Reconocemos en nuestras charlas que es una morada de encantos y brillos donde nuestro nido de devoción toma su lugar. Conozco tu embeleso por el mar. Tiempo le dedicas cuando lo nadas y buceas sus joyas. Declaremos nuestro afecto a cada elemento de nuestro hábitat. Reguemos las plantas con palabras dulces. Hablemos de la tierra como nuestro granero. Reguemos de bendiciones sus frutos con el aplauso del paladar. Mencionemos con gusto sus animales, un tesoro que equilibra las especies. Rindamos tributo al sol y a luna como lo supieron hacer nuestros ancestros con sus ceremonias y sus leyes. Tomemos de los brazos a los árboles. Juguemos con las mascotas y reíamos con la música del viento. Albricias sentiremos con el canto de las montañas. Los ríos nos darán sus aguas, benditas las veremos en cada mirada. Gozaremos de todo componente que la Naturaleza nos ofrezca. Dadivosa en sus selvas produce fauna y flora de excepción.

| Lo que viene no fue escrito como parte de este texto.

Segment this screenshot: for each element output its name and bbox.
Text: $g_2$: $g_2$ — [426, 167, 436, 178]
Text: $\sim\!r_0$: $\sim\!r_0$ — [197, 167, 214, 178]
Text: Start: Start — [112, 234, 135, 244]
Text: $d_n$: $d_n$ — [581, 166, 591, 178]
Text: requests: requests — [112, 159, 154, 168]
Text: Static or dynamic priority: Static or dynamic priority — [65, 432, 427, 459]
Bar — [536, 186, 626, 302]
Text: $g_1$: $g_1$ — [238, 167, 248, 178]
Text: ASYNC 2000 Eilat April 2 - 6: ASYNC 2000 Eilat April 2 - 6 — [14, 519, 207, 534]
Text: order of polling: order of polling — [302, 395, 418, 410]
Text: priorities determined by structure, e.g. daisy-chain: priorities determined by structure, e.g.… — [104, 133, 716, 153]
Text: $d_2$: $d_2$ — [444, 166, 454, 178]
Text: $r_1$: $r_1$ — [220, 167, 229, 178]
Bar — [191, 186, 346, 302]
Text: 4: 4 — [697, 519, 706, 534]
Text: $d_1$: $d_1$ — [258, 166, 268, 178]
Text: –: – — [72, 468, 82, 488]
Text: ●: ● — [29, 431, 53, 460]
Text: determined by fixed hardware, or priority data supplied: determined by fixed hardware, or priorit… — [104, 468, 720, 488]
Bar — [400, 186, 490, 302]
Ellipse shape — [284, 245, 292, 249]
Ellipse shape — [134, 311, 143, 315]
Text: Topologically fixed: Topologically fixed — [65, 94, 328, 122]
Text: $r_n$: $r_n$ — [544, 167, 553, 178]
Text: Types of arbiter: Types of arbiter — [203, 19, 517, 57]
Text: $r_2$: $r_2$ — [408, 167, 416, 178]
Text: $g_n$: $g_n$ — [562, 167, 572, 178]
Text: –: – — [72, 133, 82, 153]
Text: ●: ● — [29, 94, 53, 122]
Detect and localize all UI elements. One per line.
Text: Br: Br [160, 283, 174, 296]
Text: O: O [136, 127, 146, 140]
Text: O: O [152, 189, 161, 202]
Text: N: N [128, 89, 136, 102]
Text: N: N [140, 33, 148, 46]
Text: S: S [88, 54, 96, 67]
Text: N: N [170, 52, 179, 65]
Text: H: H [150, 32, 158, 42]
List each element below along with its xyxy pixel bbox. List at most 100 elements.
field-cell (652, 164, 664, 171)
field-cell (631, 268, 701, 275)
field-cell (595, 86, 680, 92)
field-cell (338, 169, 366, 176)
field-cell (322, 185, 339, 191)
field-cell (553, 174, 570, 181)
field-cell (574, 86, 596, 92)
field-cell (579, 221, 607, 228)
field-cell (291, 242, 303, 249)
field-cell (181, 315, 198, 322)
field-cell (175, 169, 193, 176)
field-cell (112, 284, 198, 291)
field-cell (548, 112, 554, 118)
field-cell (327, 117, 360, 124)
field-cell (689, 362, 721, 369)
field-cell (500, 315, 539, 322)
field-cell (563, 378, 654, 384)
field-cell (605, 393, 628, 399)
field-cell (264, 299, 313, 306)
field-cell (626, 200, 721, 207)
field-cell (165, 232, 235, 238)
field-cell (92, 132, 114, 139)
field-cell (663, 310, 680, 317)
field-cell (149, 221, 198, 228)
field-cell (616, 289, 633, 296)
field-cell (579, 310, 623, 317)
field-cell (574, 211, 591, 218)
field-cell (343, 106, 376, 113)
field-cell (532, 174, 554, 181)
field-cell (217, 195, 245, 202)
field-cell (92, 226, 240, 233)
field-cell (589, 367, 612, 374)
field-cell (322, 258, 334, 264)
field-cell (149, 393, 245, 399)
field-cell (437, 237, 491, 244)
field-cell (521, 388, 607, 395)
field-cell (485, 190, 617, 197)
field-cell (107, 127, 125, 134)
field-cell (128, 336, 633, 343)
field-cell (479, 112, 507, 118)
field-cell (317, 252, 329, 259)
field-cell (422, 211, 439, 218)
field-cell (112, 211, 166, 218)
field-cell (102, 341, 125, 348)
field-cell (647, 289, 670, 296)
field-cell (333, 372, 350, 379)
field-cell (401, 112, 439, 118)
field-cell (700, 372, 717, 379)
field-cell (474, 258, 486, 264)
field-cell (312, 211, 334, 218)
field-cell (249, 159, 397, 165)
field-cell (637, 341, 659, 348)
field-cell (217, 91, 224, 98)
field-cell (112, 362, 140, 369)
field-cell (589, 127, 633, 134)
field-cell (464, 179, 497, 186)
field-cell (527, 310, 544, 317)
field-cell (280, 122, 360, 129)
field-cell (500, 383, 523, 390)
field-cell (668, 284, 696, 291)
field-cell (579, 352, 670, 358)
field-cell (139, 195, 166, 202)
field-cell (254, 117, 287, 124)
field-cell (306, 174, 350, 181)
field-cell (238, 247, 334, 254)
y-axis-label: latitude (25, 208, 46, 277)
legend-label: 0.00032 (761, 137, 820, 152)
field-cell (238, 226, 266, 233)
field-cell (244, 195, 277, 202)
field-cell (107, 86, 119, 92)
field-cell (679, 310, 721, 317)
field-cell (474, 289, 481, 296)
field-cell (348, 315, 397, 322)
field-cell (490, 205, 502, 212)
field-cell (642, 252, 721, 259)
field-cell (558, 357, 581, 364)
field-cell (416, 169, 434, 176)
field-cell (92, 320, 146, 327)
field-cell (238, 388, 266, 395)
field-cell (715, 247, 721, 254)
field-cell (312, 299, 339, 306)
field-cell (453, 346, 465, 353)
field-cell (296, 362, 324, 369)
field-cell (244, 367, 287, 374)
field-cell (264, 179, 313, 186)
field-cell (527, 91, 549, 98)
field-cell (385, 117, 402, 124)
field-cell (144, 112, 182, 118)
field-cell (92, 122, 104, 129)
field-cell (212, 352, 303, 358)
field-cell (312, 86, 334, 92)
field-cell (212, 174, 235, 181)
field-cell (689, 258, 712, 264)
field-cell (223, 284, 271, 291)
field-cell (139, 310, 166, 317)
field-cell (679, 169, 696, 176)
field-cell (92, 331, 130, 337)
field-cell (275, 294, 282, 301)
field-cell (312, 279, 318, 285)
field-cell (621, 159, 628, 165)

Cómo no amarte, Naturaleza, si nos llenas el alma de bondades y nuestros pasos de tu belleza. Lo declaramos al unísono: te amamos Naturaleza y te deseamos larga vida sin el malestar que te causan ciertos hermanos. Aprenderán a respetarte y cuidarte como es debido. Un cambio de conciencia arriba con el amor universal, aquel que imploramos en nuestras oraciones y desde ya empezamos a ver cambios en la juventud. Amor y más amor te profesamos, amada hembra que sabe parir luz y esplendor. Con esta carta conjunta sellamos nuestro amor, nuestra admiración y la gratitud por ti. Te bridamos el polen de la ternura. Con amor y más amor… los esposos que veneran tu estampa.